In recent years, two "classes" of nanomachines have appeared - relatively simple structures that receive energy from the outside, and more complex structures, full-fledged analogs of motors, capable of producing it independently. Which ones are closer to reality?

- Chemical motors, somewhat similar to analogs in living cells, really began to appear. We have recently created several similar devices in our laboratory.

For example, we managed to assemble a nanomachine capable of using glucose and hydrogen peroxide as fuel and transporting nanotubes, nanoparticles, and other heavy structures in any direction.

It is difficult to say how promising they are - it all depends on the tasks to be solved. If we need to organize the "transportation" of some molecules, then they are ideal for this. To create smart windows or other gadgets, in turn, you already need to look for other material.

In addition, we still do not understand what exactly we are missing, what analogs of classical machines can be created using molecules, and where our entire sphere will move in general. In fact, we have just started to develop it. So far, only one thing is clear - nanomachines differ from biomachines in our cells, and from their “big sisters” in the macrocosm.

If we talk about the distant future, is it possible to use molecular machines capable of copying themselves to solve global problems, for example, to conquer Mars or other planets?
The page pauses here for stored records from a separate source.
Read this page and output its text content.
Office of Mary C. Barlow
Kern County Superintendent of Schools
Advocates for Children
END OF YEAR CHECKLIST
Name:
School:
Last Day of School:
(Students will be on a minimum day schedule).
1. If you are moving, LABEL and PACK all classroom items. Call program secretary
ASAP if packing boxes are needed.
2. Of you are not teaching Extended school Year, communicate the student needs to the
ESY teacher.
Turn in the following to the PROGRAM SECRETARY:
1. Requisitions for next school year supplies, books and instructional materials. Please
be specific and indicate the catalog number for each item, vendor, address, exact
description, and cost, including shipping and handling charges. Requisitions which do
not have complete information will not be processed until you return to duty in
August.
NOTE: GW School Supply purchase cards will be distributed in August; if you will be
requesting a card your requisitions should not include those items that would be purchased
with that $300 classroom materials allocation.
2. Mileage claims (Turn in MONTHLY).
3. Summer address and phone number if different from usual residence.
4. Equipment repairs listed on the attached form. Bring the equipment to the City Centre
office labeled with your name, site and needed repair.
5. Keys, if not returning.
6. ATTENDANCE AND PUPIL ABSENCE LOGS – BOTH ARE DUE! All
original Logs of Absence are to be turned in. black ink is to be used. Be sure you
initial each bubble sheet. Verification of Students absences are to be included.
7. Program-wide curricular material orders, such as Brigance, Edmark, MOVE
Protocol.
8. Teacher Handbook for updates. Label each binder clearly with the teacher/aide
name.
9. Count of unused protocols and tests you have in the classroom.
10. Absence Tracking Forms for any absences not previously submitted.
- It is difficult for me to talk about other worlds, since this issue goes far beyond my competence. Nevertheless, I think that nanomachines are unlikely to be used for such purposes in the first place. When we are trying to master some new and very harsh environment, we need very reliable technology, not something experimental.
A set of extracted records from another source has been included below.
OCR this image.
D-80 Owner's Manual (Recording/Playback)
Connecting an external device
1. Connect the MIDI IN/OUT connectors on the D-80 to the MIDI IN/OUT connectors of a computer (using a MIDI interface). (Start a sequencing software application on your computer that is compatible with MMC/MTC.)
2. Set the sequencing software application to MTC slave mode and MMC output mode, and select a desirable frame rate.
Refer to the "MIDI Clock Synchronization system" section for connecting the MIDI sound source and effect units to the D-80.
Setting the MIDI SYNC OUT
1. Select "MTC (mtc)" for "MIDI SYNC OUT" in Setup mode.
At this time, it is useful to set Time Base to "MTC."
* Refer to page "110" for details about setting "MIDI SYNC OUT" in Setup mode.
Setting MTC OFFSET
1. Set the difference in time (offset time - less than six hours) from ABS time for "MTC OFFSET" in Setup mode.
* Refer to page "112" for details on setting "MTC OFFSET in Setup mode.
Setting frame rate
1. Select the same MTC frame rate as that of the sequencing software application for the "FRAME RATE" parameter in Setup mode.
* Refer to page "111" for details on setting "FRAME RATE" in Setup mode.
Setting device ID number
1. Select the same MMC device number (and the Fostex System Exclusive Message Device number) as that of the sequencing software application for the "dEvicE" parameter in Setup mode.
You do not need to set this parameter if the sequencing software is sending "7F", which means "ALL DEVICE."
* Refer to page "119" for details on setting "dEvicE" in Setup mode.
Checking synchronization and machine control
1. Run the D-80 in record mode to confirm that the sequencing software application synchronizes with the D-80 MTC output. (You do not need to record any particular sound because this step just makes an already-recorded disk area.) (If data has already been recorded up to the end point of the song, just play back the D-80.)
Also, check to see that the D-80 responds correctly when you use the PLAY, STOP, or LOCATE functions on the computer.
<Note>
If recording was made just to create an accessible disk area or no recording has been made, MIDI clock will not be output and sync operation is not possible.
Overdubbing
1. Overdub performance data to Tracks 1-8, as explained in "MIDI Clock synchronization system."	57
Therefore, it seems to me that such machines will first find application on Earth. We can say that this is already happening: in recent years, chemists have created hundreds of very complex structures of many molecules, the so-called supramolecular structures, which can selectively bind to certain ions and ignore everything else.
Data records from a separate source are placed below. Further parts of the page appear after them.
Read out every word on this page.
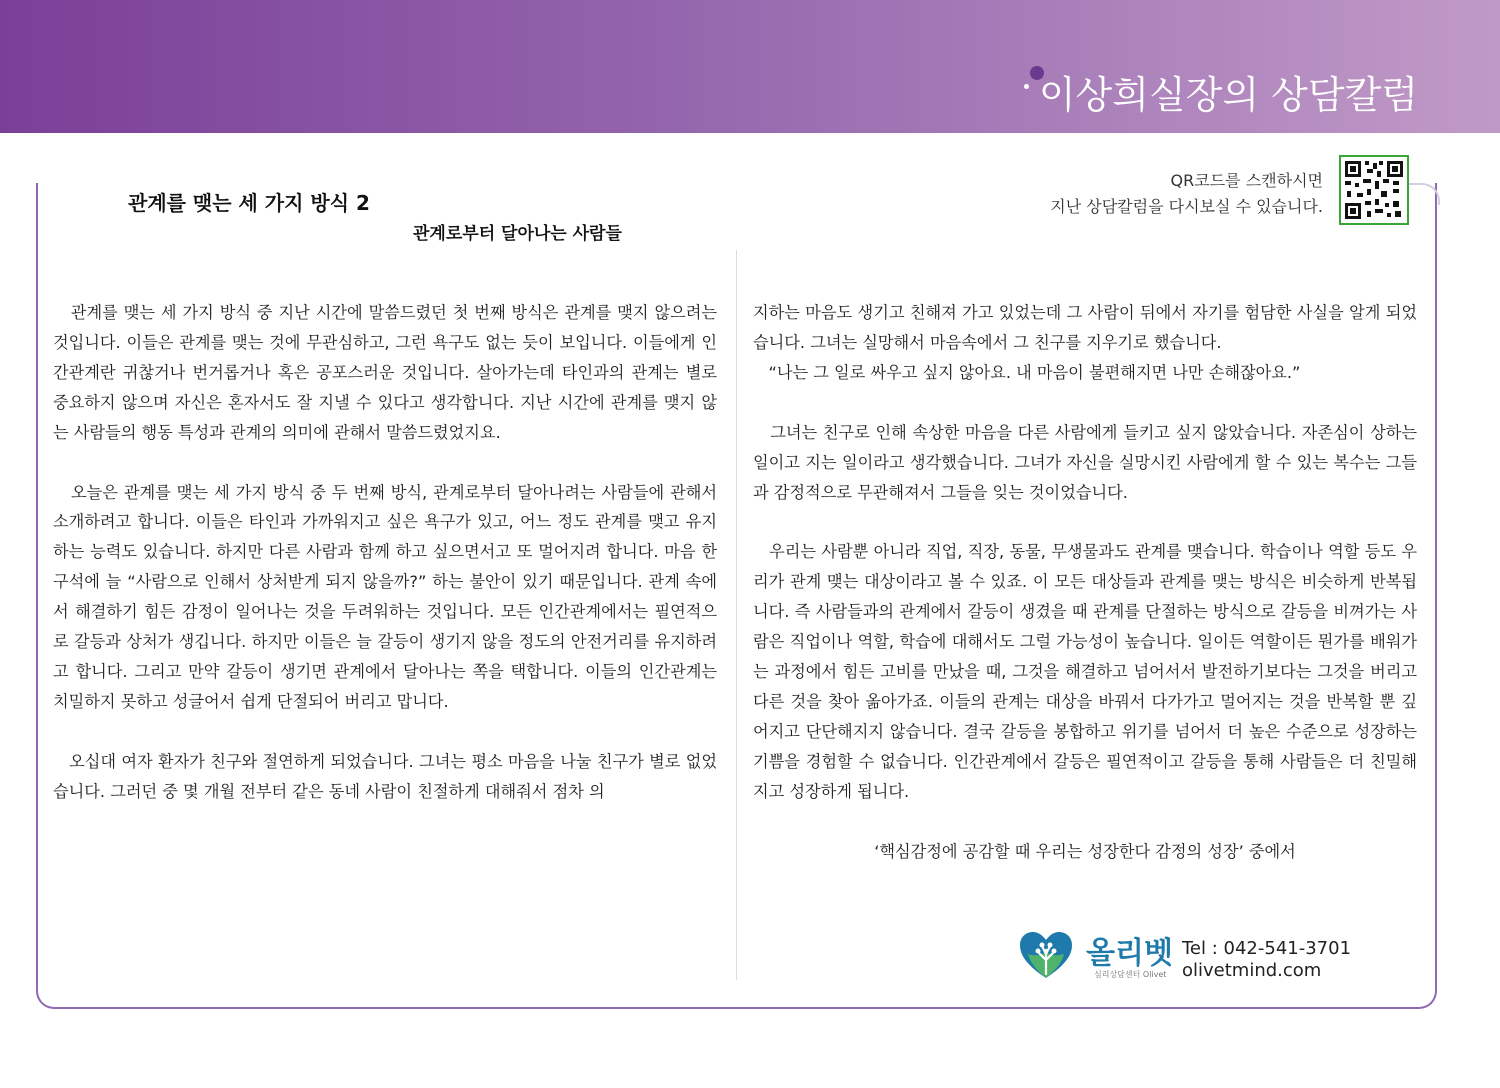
이상희실장의 상담칼럼
관계를 맺는 세 가지 방식 2
관계로부터 달아나는 사람들
QR코드를 스캔하시면
지난 상담칼럼을 다시보실 수 있습니다.

관계를 맺는 세 가지 방식 중 지난 시간에 말씀드렸던 첫 번째 방식은 관계를 맺지 않으려는 것입니다. 이들은 관계를 맺는 것에 무관심하고, 그런 욕구도 없는 듯이 보입니다. 이들에게 인간관계란 귀찮거나 번거롭거나 혹은 공포스러운 것입니다. 살아가는데 타인과의 관계는 별로 중요하지 않으며 자신은 혼자서도 잘 지낼 수 있다고 생각합니다. 지난 시간에 관계를 맺지 않는 사람들의 행동 특성과 관계의 의미에 관해서 말씀드렸었지요.

오늘은 관계를 맺는 세 가지 방식 중 두 번째 방식, 관계로부터 달아나려는 사람들에 관해서 소개하려고 합니다. 이들은 타인과 가까워지고 싶은 욕구가 있고, 어느 정도 관계를 맺고 유지하는 능력도 있습니다. 하지만 다른 사람과 함께 하고 싶으면서고 또 멀어지려 합니다. 마음 한구석에 늘 “사람으로 인해서 상처받게 되지 않을까?” 하는 불안이 있기 때문입니다. 관계 속에서 해결하기 힘든 감정이 일어나는 것을 두려워하는 것입니다. 모든 인간관계에서는 필연적으로 갈등과 상처가 생깁니다. 하지만 이들은 늘 갈등이 생기지 않을 정도의 안전거리를 유지하려고 합니다. 그리고 만약 갈등이 생기면 관계에서 달아나는 쪽을 택합니다. 이들의 인간관계는 치밀하지 못하고 성글어서 쉽게 단절되어 버리고 맙니다.

오십대 여자 환자가 친구와 절연하게 되었습니다. 그녀는 평소 마음을 나눌 친구가 별로 없었습니다. 그러던 중 몇 개월 전부터 같은 동네 사람이 친절하게 대해줘서 점차 의

지하는 마음도 생기고 친해져 가고 있었는데 그 사람이 뒤에서 자기를 험담한 사실을 알게 되었습니다. 그녀는 실망해서 마음속에서 그 친구를 지우기로 했습니다.

“나는 그 일로 싸우고 싶지 않아요. 내 마음이 불편해지면 나만 손해잖아요.”

그녀는 친구로 인해 속상한 마음을 다른 사람에게 들키고 싶지 않았습니다. 자존심이 상하는 일이고 지는 일이라고 생각했습니다. 그녀가 자신을 실망시킨 사람에게 할 수 있는 복수는 그들과 감정적으로 무관해져서 그들을 잊는 것이었습니다.

우리는 사람뿐 아니라 직업, 직장, 동물, 무생물과도 관계를 맺습니다. 학습이나 역할 등도 우리가 관계 맺는 대상이라고 볼 수 있죠. 이 모든 대상들과 관계를 맺는 방식은 비슷하게 반복됩니다. 즉 사람들과의 관계에서 갈등이 생겼을 때 관계를 단절하는 방식으로 갈등을 비껴가는 사람은 직업이나 역할, 학습에 대해서도 그럴 가능성이 높습니다. 일이든 역할이든 뭔가를 배워가는 과정에서 힘든 고비를 만났을 때, 그것을 해결하고 넘어서서 발전하기보다는 그것을 버리고 다른 것을 찾아 옮아가죠. 이들의 관계는 대상을 바꿔서 다가가고 멀어지는 것을 반복할 뿐 깊어지고 단단해지지 않습니다. 결국 갈등을 봉합하고 위기를 넘어서 더 높은 수준으로 성장하는 기쁨을 경험할 수 없습니다. 인간관계에서 갈등은 필연적이고 갈등을 통해 사람들은 더 친밀해지고 성장하게 됩니다.

‘핵심감정에 공감할 때 우리는 성장한다 감정의 성장’ 중에서

올리벳
심리상담센터 Olivet
Tel : 042-541-3701
olivetmind.com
For example, my colleague Francis Stoddart recently founded a startup in which he develops complexes that can extract gold from mining waste and waste dumps. In the past, the creation of such compounds would have been considered the fantasy of alchemists.

Talk about nanomachines most often causes genuine fear among the public, fearing that future microscopic robots will destroy civilization and all life on Earth. Is it possible to somehow fight this?

“These problems have a lot to do with Creation Machines: The Coming Era of Nanotechnology, written by Eric Drexler in 1986. The scenario of the death of humanity as a result of the self-propagation of "gray mucus" presented in it is known today to almost everyone.

In fact, there is nothing unusual here - when creating new nanomachines, we take the same precautions as when working with new and potentially toxic chemicals.

In this respect, the components of nanorobots are no different in their destructive potential from the “building blocks” from which the molecules of new drugs, polymers, catalysts and other “ordinary” chemical products are assembled.

Like any other drug or food product, these molecular structures will have to go through a huge number of safety tests that will show whether they can "rebel" and destroy humanity.

In fact, there is nothing surprising in such fears - people are used to being afraid of something new and unusual. Every decade there is a new "horror story" from the world of physics, chemistry or biology, which replaces the things to which we are already accustomed. Now, for example, it has become fashionable to fear and criticize the CRISPR / Cas9 genomic editor and artificial intelligence.

What should scientists do? It seems to me that our task is simple: we must help the public to figure out what is true and what is fiction. It is important to understand the practical benefits of these new discoveries and where their real danger lies.

For example, if people understand that CRISPR / Cas9 can cure them of diseases associated with genetic defects, or increase plant productivity, they will have less reason to fear this technology. The same goes for the nanomachines of the future.